Seketika itu juga, terbuka harta warisan tersebut bagi orang-orang yang berhak, yaitu Ahli Waris, yang dianyatakan dalam Pasal 171 huruf c KHI sebagai berikut:
Ahli waris adalah orang yang pada saat meninggal dunia mempunyai hubungan darah atau hubungan perkawinan dengan pewaris, beragama Islam dan tidak terhalang karena hukum untuk menjadi ahli waris.
Berdasarkan pengertian tersebut, maka ahli waris dari Ibu kandung saudara adalah Ayah saudara berserta anak-anaknya.
Apabila kemudian Ayah saudara menikah dengan orang lain (Ibu tiri), tidak memberikan hak apapun bagi Ibu tiri untuk menjual segala macam benda yang merupakan harta peninggalan Pewaris, karena dia tidak termasuk sebagai ahli waris.
Jadi, apabila harta yang dijual itu adalah harta yang telah ada sebelum Ayah saudara menikah dengan Ibu tiri saudara, maka harta tersebut dapat diasumsikan sebagai harta peninggalan Pewaris.
Oleh karena Ibu tiri saudara tidak memiliki hak atas harta tersebut, maka saudara dan ahli waris lainnya berhak menuntut kembali aset-aset tersebut.
Permasalahannya sekarang adalah secara hukum suami isteri dilarang menjual atau memindahkan harta yang ada selama perkawinan tanpa persetujuan dari salah satu pihak.
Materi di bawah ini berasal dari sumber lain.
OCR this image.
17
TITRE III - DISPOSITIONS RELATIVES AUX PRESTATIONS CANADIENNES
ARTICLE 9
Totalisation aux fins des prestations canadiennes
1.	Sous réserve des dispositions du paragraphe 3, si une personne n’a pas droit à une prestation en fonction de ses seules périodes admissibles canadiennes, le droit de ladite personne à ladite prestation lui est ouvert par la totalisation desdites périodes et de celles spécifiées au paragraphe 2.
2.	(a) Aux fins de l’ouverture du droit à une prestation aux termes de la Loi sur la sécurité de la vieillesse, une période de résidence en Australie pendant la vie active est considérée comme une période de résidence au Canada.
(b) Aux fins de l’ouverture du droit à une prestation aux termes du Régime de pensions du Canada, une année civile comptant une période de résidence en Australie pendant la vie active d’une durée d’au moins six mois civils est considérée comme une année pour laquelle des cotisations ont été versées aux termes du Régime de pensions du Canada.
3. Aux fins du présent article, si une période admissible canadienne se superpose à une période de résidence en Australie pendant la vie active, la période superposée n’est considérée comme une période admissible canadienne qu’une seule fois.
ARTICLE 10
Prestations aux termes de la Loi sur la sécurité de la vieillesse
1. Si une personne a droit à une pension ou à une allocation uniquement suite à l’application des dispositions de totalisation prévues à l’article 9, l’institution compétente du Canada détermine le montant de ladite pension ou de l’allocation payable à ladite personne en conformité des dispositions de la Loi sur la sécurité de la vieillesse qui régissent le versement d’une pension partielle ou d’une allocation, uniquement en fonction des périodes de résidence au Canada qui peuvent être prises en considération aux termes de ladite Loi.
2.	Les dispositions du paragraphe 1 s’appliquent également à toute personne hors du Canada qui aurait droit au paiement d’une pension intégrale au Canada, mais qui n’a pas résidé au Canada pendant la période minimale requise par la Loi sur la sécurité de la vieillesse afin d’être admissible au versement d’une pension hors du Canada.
Sebagaimana dinyatakan dalam Pasal 92 KHI, yang isinya:
“Suami atau isteri tanpa persetujuan pihak lain tidak diperbolehkan menjual atau memindahkan harta bersama”
Walaupun apa yang dijual oleh ibu tiri saudara bukanlah harta bersamanya dengan Ayah saudara, namun esensinya adalah sama, yaitu penjualannya harus dengan persetujuan kedua belah pihak.
Jadi, besar kemungkinan bahwa dijualnya harta peninggalan Ibu kandung saudara telah disetujui Ayah saudara. Ayah saudara memang berhak untuk menjual harta peninggalan tersebut, tetapi besaran yang boleh dijual hanya sebatas bagian yang menjadi haknya.
Dengan demikian, apabila ternyata melebihi bagian yang menjadi haknya, maka Ayah saudara juga memiliki tanggung jawab hukum atas pengembalian aset tersebut.